次も感想だったらどうしようかな、って。そんなどうでもいいことを考えていたら、……少しだけ、ふっと体が後方へ突き飛ばされたような感覚がした。
「……! っ、ひなっ」
一瞬見えた街灯の明かりと離れていくぬくもりに、肩を押されたんだと理解した。何故か不思議と嫌ではなかったその手に、彼の顔を見上げようとしたんだけれど。
「そろそろ限界だから、オレも入れて」
そんな暇は無く、あっという間に再び視界はコートの暗闇に飲み込まれ、挙げ句。
「ちょっ、んっ……」
『ちゃんと相手にわかるように日本語しゃべって……!?』というわたしの言葉も、紡がれないまま彼に飲み込まれてしまった。
しかも、ガッチリ後頭部押さえられてるし。逃げられないじゃないか、これじゃ。……逃げようとは、思わないけど。

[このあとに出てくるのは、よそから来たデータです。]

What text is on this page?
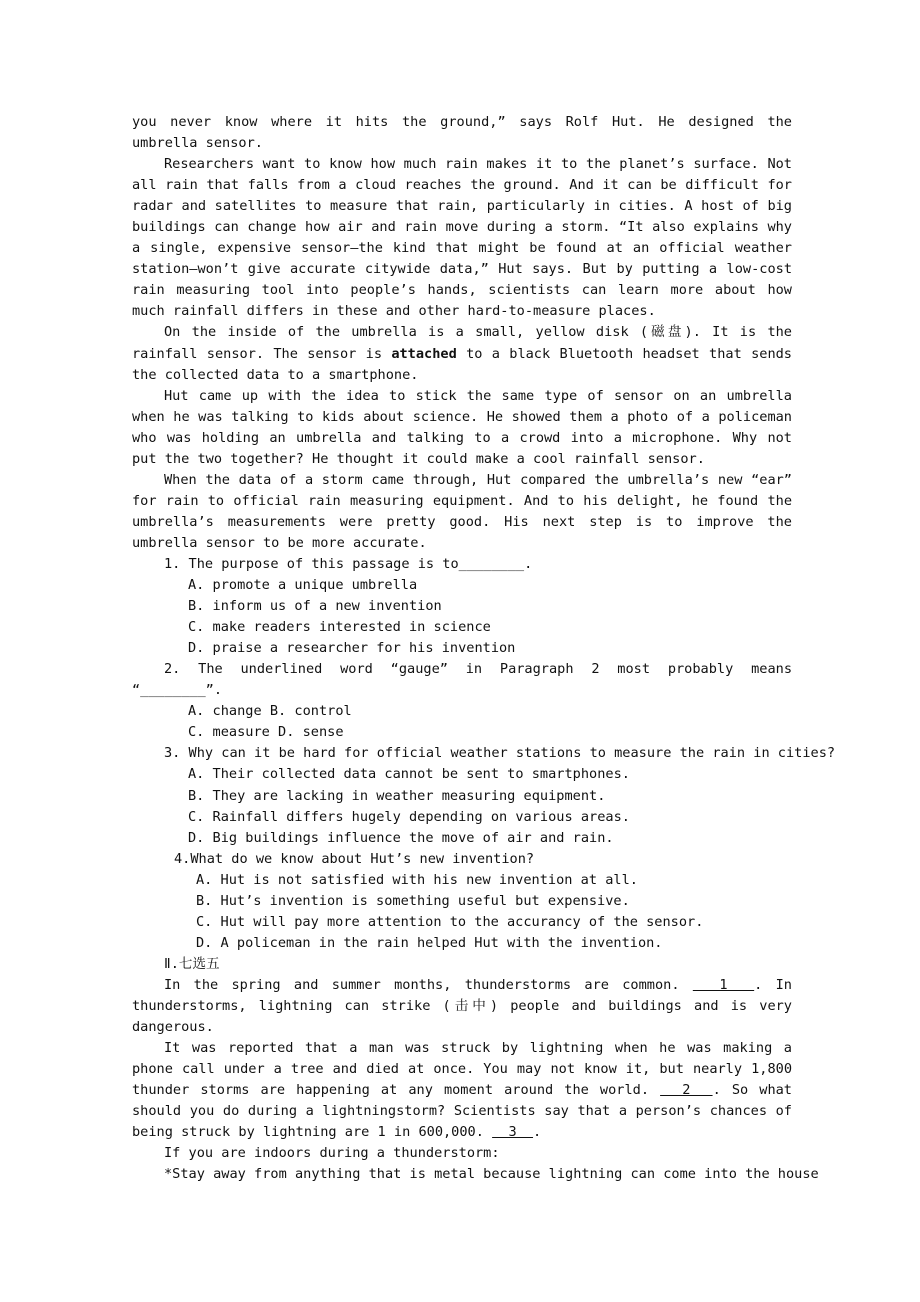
you never know where it hits the ground,” says Rolf Hut. He designed the umbrella sensor.

Researchers want to know how much rain makes it to the planet’s surface. Not all rain that falls from a cloud reaches the ground. And it can be difficult for radar and satellites to measure that rain, particularly in cities. A host of big buildings can change how air and rain move during a storm. “It also explains why a single, expensive sensor—the kind that might be found at an official weather station—won’t give accurate citywide data,” Hut says. But by putting a low-cost rain measuring tool into people’s hands, scientists can learn more about how much rainfall differs in these and other hard-to-measure places.

On the inside of the umbrella is a small, yellow disk (磁盘). It is the rainfall sensor. The sensor is attached to a black Bluetooth headset that sends the collected data to a smartphone.

Hut came up with the idea to stick the same type of sensor on an umbrella when he was talking to kids about science. He showed them a photo of a policeman who was holding an umbrella and talking to a crowd into a microphone. Why not put the two together? He thought it could make a cool rainfall sensor.

When the data of a storm came through, Hut compared the umbrella’s new “ear” for rain to official rain measuring equipment. And to his delight, he found the umbrella’s measurements were pretty good. His next step is to improve the umbrella sensor to be more accurate.

1. The purpose of this passage is to________.

A. promote a unique umbrella

B. inform us of a new invention

C. make readers interested in science

D. praise a researcher for his invention

2. The underlined word “gauge” in Paragraph 2 most probably means “________”.

A. change B. control

C. measure D. sense

3. Why can it be hard for official weather stations to measure the rain in cities?

A. Their collected data cannot be sent to smartphones.

B. They are lacking in weather measuring equipment.

C. Rainfall differs hugely depending on various areas.

D. Big buildings influence the move of air and rain.

4.What do we know about Hut’s new invention?

A. Hut is not satisfied with his new invention at all.

B. Hut’s invention is something useful but expensive.

C. Hut will pay more attention to the accurancy of the sensor.

D. A policeman in the rain helped Hut with the invention.

Ⅱ.七选五

In the spring and summer months, thunderstorms are common.   1  . In thunderstorms, lightning can strike (击中) people and buildings and is very dangerous.

It was reported that a man was struck by lightning when he was making a phone call under a tree and died at once. You may not know it, but nearly 1,800 thunder storms are happening at any moment around the world.   2  . So what should you do during a lightningstorm? Scientists say that a person’s chances of being struck by lightning are 1 in 600,000.   3  .

If you are indoors during a thunderstorm:

*Stay away from anything that is metal because lightning can come into the house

もうっ。一緒にコートの中に入りたかったんならそう言ってよね。……絶対違うだろうけど。そんなことを、考えてる余裕はあった。初めのうちは。
「はあ。はあ……」
けどコートのせいか、すぐに酸素がまわらなくなり酸欠に。いや、ギブだって言ってるのに、なかなか離してくれなかった彼が根本の原因ですけどね。
「……お願い、だからさ」
でも仕掛けてきたはずの彼の方が、ダメージが大きそうなのは……何故だ。
「……そういうこと、言うのやめて……」
「はあ……っ。えっ……?」
「いろいろ……相当……結構……かなり、頑張ってたけど……」
「……な、なにを――」
「何かする度にすげえかわいい反応するし、めっちゃ好き好き言ってくるし、しかもとどめにそんな……こと、言われて。平静で居られる奴がいたら連れて来いよー……!」
「えっ、ちょっ、うわあ……っ!」
よくわからない日本語を喋りながら、何故かお疲れらしい彼はわたしの肩に頭を置いてもたれ掛かってきたんだけど……。しばらくしゃがみっぱなしだったから、支えきれなくて尻餅をついてしまった。
「……ごめん」
「い、いえ。だ、大丈夫……?」
「大丈夫に見えるの、これが」
「……見えませぬ」
そう言ってきても全く動こうとしない辺り、相当酷いらしい。動かそうかとも思ったけど、ビクともしなかった。
(……え、っと……)
しかも、こうなった原因がわたしにあるときた。……取り敢えず『こっからわたしは、どうすればいいですかね』って、今一番聞きたい。
「……前方確認」
「……えっと?」
「誰かいますか」
「……い、いるっちゃいる」
「……」
「猫さんが」
「……はああ」
あれ。今吐いたのって、安心とか安堵とかよりも、絶対『呆れ』がたっぷりだったよね。いや、まあいいんですけど。